Coca-Cola – 4.  Remember that soft drink portion sizes tend to be larger than tea or coffee.

The explanation for the range in coffee is that instant coffee tends to be lower in caffeine while fresh brew is higher.

From this, it looks like the best approach is fresh-brew caffeinated coffee!

January 15, 2011 Posted by | Coffee, Diabetes, Diet, Success, Tea | Leave a comment

Eat yourself healthy.

First published in January 2010, here’s a list of food that not only tastes great, but also improves your health profile.

Almonds. Research just published in Dec 2010 show that these improve insulin resistance in those beginning to develop diabetes.

Apples (unpeeled) for quercetin. Located just under the skin of an apple, quercetin has been found to kill viruses directly. It also increases the level of sirtuin 1. Sirtuin 1 helps in the repair of damaged DNA, and is linked to improvements in type 2 diabetes, aging, and Alzheimer’s. It also appears to increase exercise capacity.

Baked beans for soluble fibre. This helps lower blood sugar levels and cholesterol. Research published in Jan 2010 found that higher blood sugar levels (irrespective of body mass index) are linked to an increased risk of cancer.

Chillies. Linked to an increase in calories burned as you break down food, lasting up to 2 hours after you eat them. Easy weight control!

Dark chocolate (or cocoa).

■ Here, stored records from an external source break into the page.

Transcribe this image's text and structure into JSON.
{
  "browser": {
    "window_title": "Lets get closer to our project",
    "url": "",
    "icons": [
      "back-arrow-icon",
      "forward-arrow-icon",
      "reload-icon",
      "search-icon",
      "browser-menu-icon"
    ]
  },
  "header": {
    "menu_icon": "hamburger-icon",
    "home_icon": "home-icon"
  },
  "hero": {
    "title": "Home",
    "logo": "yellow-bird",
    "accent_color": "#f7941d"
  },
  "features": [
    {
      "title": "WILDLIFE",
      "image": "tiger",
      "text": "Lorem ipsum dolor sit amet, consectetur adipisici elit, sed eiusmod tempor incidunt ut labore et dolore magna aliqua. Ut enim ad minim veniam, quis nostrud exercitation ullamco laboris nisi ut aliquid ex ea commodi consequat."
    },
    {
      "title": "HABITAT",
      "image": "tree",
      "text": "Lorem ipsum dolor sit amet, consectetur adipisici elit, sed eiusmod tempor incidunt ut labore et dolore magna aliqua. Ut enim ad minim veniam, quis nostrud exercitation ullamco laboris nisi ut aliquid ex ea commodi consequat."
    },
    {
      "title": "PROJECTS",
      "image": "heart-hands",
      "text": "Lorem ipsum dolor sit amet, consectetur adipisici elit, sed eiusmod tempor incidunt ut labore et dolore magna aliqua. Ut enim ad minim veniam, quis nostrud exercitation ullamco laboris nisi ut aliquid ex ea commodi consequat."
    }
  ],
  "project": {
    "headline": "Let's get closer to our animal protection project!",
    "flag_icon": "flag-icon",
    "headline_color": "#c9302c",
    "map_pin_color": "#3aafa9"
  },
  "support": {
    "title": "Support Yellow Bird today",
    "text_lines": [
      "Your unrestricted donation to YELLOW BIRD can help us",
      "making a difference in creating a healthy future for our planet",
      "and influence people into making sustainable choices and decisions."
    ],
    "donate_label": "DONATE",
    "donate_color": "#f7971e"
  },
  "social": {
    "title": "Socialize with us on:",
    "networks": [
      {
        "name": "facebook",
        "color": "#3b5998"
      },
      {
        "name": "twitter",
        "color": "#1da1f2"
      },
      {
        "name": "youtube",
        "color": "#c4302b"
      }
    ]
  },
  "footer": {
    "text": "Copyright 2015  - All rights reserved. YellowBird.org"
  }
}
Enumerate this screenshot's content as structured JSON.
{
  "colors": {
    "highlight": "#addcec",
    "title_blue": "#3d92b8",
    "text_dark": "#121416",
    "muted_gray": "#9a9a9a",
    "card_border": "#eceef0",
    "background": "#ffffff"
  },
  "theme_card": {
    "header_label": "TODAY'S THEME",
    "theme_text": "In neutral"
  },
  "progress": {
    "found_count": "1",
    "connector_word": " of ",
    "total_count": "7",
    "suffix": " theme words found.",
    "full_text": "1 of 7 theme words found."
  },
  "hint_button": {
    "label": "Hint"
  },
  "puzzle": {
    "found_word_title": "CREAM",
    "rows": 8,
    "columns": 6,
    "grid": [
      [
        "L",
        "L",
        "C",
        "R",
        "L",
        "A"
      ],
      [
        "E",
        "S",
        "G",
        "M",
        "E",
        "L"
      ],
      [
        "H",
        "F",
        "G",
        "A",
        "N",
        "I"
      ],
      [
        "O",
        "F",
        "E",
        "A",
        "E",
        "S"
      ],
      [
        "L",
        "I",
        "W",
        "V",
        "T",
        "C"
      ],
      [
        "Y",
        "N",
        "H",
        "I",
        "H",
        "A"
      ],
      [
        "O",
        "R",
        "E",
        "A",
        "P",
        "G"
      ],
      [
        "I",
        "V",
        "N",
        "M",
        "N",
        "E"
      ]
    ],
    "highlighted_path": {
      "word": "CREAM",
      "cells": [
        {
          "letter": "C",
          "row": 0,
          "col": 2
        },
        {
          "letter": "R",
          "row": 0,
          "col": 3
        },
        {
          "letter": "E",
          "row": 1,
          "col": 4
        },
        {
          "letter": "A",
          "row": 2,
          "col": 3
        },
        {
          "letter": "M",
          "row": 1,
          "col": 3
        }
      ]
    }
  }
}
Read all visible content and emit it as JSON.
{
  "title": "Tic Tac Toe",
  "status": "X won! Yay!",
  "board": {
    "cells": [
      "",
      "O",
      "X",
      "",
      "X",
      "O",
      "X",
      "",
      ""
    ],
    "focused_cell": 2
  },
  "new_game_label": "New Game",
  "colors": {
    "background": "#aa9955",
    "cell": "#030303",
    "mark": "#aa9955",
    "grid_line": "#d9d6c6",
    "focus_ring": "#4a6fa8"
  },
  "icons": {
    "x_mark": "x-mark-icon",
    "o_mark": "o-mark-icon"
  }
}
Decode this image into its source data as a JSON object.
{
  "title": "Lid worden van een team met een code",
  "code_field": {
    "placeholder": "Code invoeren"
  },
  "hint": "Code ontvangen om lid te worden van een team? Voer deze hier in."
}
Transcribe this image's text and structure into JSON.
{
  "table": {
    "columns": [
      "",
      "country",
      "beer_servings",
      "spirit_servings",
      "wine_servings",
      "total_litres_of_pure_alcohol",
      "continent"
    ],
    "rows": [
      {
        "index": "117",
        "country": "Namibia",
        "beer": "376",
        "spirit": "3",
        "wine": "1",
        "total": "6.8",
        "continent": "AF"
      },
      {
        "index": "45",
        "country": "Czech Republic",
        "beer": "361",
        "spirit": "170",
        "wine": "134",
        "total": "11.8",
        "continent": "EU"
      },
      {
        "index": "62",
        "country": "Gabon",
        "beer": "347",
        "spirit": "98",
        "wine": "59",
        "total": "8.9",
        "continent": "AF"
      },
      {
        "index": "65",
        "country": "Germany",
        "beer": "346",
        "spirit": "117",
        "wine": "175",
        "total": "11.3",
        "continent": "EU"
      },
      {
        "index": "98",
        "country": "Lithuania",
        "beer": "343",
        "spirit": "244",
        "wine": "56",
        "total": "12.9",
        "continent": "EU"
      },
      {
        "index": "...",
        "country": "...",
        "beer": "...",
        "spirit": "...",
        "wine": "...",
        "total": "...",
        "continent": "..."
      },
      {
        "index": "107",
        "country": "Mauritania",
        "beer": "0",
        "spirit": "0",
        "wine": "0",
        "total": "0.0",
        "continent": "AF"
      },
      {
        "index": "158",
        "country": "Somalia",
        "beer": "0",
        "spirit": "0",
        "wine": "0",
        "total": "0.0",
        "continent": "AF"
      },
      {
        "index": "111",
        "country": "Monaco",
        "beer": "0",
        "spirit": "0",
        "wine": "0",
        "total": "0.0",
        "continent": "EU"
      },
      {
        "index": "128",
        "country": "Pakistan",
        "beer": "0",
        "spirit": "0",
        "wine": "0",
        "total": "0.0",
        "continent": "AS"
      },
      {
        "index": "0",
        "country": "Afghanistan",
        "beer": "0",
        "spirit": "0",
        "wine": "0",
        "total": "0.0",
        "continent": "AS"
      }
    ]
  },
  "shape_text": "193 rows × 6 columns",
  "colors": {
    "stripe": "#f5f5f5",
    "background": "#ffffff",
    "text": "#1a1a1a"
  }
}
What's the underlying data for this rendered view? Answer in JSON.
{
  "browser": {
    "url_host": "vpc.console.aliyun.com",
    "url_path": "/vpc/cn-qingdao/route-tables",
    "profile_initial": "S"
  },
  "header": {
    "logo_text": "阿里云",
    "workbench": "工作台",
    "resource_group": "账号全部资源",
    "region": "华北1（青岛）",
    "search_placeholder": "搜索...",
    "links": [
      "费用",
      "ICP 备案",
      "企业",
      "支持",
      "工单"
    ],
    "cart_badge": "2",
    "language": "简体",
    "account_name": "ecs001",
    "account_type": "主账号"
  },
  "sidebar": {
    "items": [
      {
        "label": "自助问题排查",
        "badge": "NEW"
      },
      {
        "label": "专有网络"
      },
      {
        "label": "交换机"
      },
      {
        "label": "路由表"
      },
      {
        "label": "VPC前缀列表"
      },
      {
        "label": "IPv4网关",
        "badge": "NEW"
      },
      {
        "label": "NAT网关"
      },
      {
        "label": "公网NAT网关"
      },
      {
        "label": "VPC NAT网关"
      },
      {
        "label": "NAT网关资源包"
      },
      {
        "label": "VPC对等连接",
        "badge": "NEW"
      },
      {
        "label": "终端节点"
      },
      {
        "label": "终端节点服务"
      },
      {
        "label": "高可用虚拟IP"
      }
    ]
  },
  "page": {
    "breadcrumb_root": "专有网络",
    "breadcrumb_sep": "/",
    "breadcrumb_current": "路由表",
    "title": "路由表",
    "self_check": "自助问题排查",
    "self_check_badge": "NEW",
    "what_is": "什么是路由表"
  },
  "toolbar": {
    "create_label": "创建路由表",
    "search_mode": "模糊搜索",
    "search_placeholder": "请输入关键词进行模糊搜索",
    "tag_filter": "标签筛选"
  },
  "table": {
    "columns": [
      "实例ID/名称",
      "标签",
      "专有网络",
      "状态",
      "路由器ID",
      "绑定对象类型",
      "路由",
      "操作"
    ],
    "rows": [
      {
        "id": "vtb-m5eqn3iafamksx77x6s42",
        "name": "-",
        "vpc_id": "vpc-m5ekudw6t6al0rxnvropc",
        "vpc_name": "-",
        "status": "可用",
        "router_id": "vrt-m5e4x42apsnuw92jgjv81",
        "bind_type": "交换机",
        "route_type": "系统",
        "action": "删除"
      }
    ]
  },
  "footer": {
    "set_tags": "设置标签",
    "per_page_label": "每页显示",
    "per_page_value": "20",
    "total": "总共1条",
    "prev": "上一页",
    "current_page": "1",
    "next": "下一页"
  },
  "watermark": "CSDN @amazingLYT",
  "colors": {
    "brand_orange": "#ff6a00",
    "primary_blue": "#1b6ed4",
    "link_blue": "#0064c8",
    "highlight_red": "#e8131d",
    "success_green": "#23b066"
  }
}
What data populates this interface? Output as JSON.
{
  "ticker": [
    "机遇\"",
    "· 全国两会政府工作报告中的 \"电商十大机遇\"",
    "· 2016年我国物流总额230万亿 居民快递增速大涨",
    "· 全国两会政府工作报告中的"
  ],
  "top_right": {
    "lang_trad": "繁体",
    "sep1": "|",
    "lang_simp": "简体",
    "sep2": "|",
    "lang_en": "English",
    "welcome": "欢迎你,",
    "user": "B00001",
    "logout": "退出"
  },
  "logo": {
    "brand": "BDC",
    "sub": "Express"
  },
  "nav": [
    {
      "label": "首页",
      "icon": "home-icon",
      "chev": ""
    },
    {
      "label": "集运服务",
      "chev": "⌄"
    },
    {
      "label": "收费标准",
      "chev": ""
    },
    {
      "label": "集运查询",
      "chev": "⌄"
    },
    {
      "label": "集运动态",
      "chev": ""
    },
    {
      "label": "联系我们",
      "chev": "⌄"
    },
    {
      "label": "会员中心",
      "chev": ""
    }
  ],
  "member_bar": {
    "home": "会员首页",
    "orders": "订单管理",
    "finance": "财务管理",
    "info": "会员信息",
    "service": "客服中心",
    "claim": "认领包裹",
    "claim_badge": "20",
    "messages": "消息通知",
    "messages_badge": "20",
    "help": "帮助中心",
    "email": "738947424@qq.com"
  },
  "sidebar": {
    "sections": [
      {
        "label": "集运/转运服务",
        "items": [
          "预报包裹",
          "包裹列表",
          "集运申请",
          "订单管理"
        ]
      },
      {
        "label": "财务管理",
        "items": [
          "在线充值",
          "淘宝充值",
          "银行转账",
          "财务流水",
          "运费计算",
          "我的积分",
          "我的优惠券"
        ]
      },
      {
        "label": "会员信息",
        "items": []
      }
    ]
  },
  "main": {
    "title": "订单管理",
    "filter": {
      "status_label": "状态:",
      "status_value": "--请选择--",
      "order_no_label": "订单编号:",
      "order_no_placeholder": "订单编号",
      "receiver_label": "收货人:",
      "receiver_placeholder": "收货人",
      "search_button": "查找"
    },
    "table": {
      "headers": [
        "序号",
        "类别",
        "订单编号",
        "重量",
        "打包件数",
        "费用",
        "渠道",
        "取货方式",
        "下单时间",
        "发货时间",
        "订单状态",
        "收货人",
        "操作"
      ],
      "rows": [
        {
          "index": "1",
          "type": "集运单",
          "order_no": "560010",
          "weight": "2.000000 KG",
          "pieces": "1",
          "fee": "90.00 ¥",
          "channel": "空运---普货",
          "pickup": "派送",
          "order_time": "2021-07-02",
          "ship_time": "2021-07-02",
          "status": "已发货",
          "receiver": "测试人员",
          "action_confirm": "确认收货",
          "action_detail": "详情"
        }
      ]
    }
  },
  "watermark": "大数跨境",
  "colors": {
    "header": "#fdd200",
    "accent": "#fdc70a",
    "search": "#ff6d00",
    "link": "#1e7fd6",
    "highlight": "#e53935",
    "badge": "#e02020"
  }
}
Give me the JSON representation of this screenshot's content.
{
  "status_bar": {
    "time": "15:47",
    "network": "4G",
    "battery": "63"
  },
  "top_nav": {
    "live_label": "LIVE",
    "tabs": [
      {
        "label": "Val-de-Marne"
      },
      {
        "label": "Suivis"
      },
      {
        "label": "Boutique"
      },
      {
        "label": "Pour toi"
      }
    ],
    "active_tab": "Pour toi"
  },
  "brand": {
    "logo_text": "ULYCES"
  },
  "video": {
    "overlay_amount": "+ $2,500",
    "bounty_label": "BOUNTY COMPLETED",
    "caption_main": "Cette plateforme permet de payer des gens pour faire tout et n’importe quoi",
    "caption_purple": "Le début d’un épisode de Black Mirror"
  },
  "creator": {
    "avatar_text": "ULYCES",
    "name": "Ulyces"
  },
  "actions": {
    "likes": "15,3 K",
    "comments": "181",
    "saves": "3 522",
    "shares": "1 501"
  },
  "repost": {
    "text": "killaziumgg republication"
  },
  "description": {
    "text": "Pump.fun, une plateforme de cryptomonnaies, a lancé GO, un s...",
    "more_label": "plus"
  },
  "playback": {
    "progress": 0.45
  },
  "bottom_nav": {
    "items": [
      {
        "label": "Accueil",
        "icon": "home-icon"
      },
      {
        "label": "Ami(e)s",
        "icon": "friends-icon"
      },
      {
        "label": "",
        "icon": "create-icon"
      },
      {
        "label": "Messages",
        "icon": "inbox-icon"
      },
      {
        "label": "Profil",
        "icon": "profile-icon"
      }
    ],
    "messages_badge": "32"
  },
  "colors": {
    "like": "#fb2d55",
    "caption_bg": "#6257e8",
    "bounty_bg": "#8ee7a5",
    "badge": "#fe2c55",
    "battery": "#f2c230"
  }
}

Various studies published in 2010 found that eating just a couple of cubes of dark chocolate a day, or a cocoa at night, was linked to lower risk of heart attack and stroke.

Frozen peas for vitamins B and C. The B vitamins help the nervous system, the vitamin C helps cut the length of colds.

Green tea. Too many benefits to list! Research published in Jan 2010 found it cut the risk of lung cancer, in both smokers and non-smokers.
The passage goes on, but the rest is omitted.